Discussion
This study found that overnight fasting for 8 to 10 hours has decreased SVI 5.5% which was not clinical significance. The result is similar to previous studies. Muller et al, concluded that preoperative fasting did not alter dynamic and static preload indices measured by transthoracic echocardiography.11 Kiefer et al, found no significant difference of blood volume before and after 12-hour fasting.12 By contrast, some studies has found different outcomes. Bundgaard-Nielsen et al, estimated SV by esophageal doppler and found that 70% of patients presented with intravascular volume deficit which needed about 200 mL to maximize SV.9 Jenstrup et al, used maximal venous oxygen saturation to demonstrated that preoperative volume deficit was 500 mL in fasting patients.10 There is a limitation from these two study, esophageal doppler and maximal venous oxygen saturation were measured after induction of general anesthesia. Anesthetic agents and positive pressure ventilation potentially impact hemodynamic status on blood volume, vascular tone and cardiac function. In order to avoid this potential bias, the present study was performed in volunteers without the effect of general anesthesia.
Consider SVI before and after overnight fasting, twelve volunteers (19.4%) have decreased in SVI more than 10% after overnight fasting. This could be assumed that an appropriate intravenous fluid loading could improves cardiac output in some healthy subjects. However, we did not perform subgroup analysis due to limited data and baseline cardiac contractile function was not assessed before the study.

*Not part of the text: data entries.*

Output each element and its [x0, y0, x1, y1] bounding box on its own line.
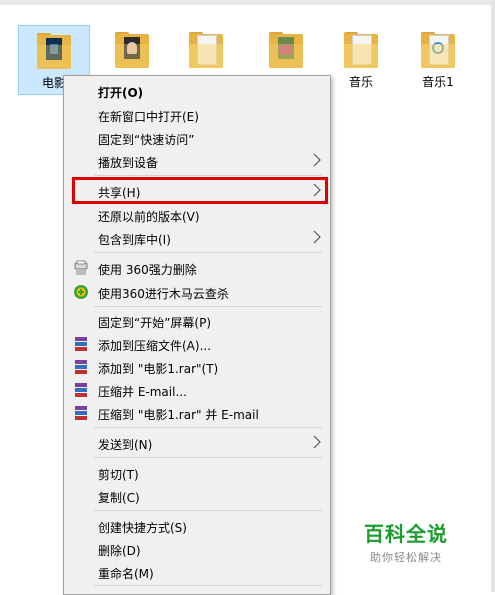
menu-item-cut[interactable]: 剪切(T): [66, 462, 328, 484]
menu-item-label: 添加到 "电影1.rar"(T): [98, 362, 219, 376]
menu-item-delete[interactable]: 删除(D): [66, 538, 328, 560]
winrar-icon: [75, 337, 87, 351]
folder-label: 音乐: [348, 75, 373, 89]
menu-item-send-to[interactable]: 发送到(N): [66, 432, 328, 454]
menu-item-label: 打开(O): [98, 86, 144, 100]
folder-icon: [115, 32, 149, 70]
folder-icon: [421, 32, 455, 70]
menu-item-label: 压缩到 "电影1.rar" 并 E-mail: [98, 408, 259, 422]
watermark: 百科全说 助你轻松解决: [356, 518, 456, 565]
menu-separator: [94, 252, 322, 253]
menu-item-compress-rar-email[interactable]: 压缩到 "电影1.rar" 并 E-mail: [66, 402, 328, 424]
menu-item-pin-quick-access[interactable]: 固定到“快速访问”: [66, 127, 328, 149]
share-highlight-box: [72, 177, 328, 204]
folder-icon: [344, 32, 378, 70]
menu-item-label: 使用 360强力删除: [98, 263, 197, 277]
menu-item-restore-previous-versions[interactable]: 还原以前的版本(V): [66, 204, 328, 226]
menu-item-open[interactable]: 打开(O): [66, 80, 328, 102]
watermark-title: 百科全说: [364, 522, 448, 546]
menu-item-label: 还原以前的版本(V): [98, 210, 200, 224]
chevron-right-icon: [313, 230, 321, 244]
folder-icon: [189, 32, 223, 70]
folder-music[interactable]: 音乐: [325, 25, 397, 95]
menu-item-rename[interactable]: 重命名(M): [66, 561, 328, 583]
menu-item-compress-email[interactable]: 压缩并 E-mail...: [66, 379, 328, 401]
menu-item-create-shortcut[interactable]: 创建快捷方式(S): [66, 515, 328, 537]
menu-item-label: 剪切(T): [98, 468, 139, 482]
menu-separator: [94, 457, 322, 458]
window-right-edge: [491, 0, 495, 592]
menu-item-label: 压缩并 E-mail...: [98, 385, 187, 399]
menu-item-label: 复制(C): [98, 491, 140, 505]
menu-item-360-shred[interactable]: 使用 360强力删除: [66, 257, 328, 279]
menu-item-include-in-library[interactable]: 包含到库中(I): [66, 227, 328, 249]
folder-label: 音乐1: [422, 75, 454, 89]
360-security-icon: [74, 285, 88, 299]
menu-item-label: 在新窗口中打开(E): [98, 110, 199, 124]
menu-separator: [94, 585, 322, 586]
shredder-icon: [74, 260, 88, 275]
menu-item-add-to-archive[interactable]: 添加到压缩文件(A)...: [66, 333, 328, 355]
menu-item-label: 包含到库中(I): [98, 233, 171, 247]
menu-item-label: 固定到“开始”屏幕(P): [98, 316, 212, 330]
menu-separator: [94, 427, 322, 428]
menu-item-add-to-rar[interactable]: 添加到 "电影1.rar"(T): [66, 356, 328, 378]
menu-item-label: 使用360进行木马云查杀: [98, 287, 229, 301]
menu-item-360-trojan-scan[interactable]: 使用360进行木马云查杀: [66, 281, 328, 303]
menu-item-cast-to-device[interactable]: 播放到设备: [66, 150, 328, 172]
menu-item-label: 重命名(M): [98, 567, 154, 581]
winrar-icon: [75, 360, 87, 374]
menu-item-label: 播放到设备: [98, 156, 159, 170]
watermark-subtitle: 助你轻松解决: [370, 551, 442, 564]
winrar-icon: [75, 383, 87, 397]
context-menu: 打开(O) 在新窗口中打开(E) 固定到“快速访问” 播放到设备 共享(H) 还…: [63, 75, 331, 595]
menu-separator: [94, 306, 322, 307]
menu-item-label: 固定到“快速访问”: [98, 133, 195, 147]
menu-item-pin-to-start[interactable]: 固定到“开始”屏幕(P): [66, 310, 328, 332]
chevron-right-icon: [313, 153, 321, 167]
menu-item-label: 创建快捷方式(S): [98, 521, 187, 535]
menu-item-label: 发送到(N): [98, 438, 153, 452]
menu-item-open-new-window[interactable]: 在新窗口中打开(E): [66, 104, 328, 126]
menu-item-label: 删除(D): [98, 544, 141, 558]
menu-item-label: 添加到压缩文件(A)...: [98, 339, 212, 353]
folder-icon: [37, 33, 71, 71]
menu-item-copy[interactable]: 复制(C): [66, 485, 328, 507]
menu-separator: [94, 510, 322, 511]
chevron-right-icon: [313, 435, 321, 449]
folder-music-1[interactable]: 音乐1: [402, 25, 474, 95]
winrar-icon: [75, 406, 87, 420]
folder-icon: [269, 32, 303, 70]
window-top-edge: [0, 0, 495, 5]
menu-separator: [94, 175, 322, 176]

Limitations of this study, the first we studied only in healthy population with ASA physical status classification III. We included subjects who met the inclusion criteria by interview and physical examination. So we might miss some information that affect SVI such as baseline cardiac contractility. Fasting in high-risk patients might affect hemodynamic status in different outcome. The second, we did not record intake and output of fluid. The physiologic fluid loss during fasting can be evaluated to be 0.5 mL kg-1 h-1 because of insensible perspiration and 0.5 mL kg-1 h-1 because of urine output.16 In our study, we excluded subject who possibly has excessive fluid loss such as diarrhea, nausea, vomiting, diuretic use and diagnosed diabetes mellitus. So we assumed that insensible loss and urine output were comparable in study population. The third, we measured hemodynamic parameters when volunteers were in supine position as a static status. We did not measure while passive leg raising as dynamic status. The forth, the whole body impedance cardiography is not a gold standard for hemodynamic monitoring. Pulmonary artery thermodilution is gold standard method but it is invasive, causes serious complications and the accuracy is highly dependent on operator technique. As a result, thermodilution are not always reliable. Besides recent studies found good correlation of cardiac output measured by whole body impedance cardiography and pulmonary artery thermodilution.14,15 This is the first study that determines SVI after overnight fasting in volunteers using whole body impedance cardiography which is non-invasive, safe, practical, reliable and the result is operator independent. The further research with minimized limitations should be study.
Conclusion
Overnight fasting does not clinically affect SVI measured by whole body impedance cardiography in healthy population. Some volunteers have significantly decreased in SVI after overnight fasting and appropriate intravenous fluid therapy probably improves CO.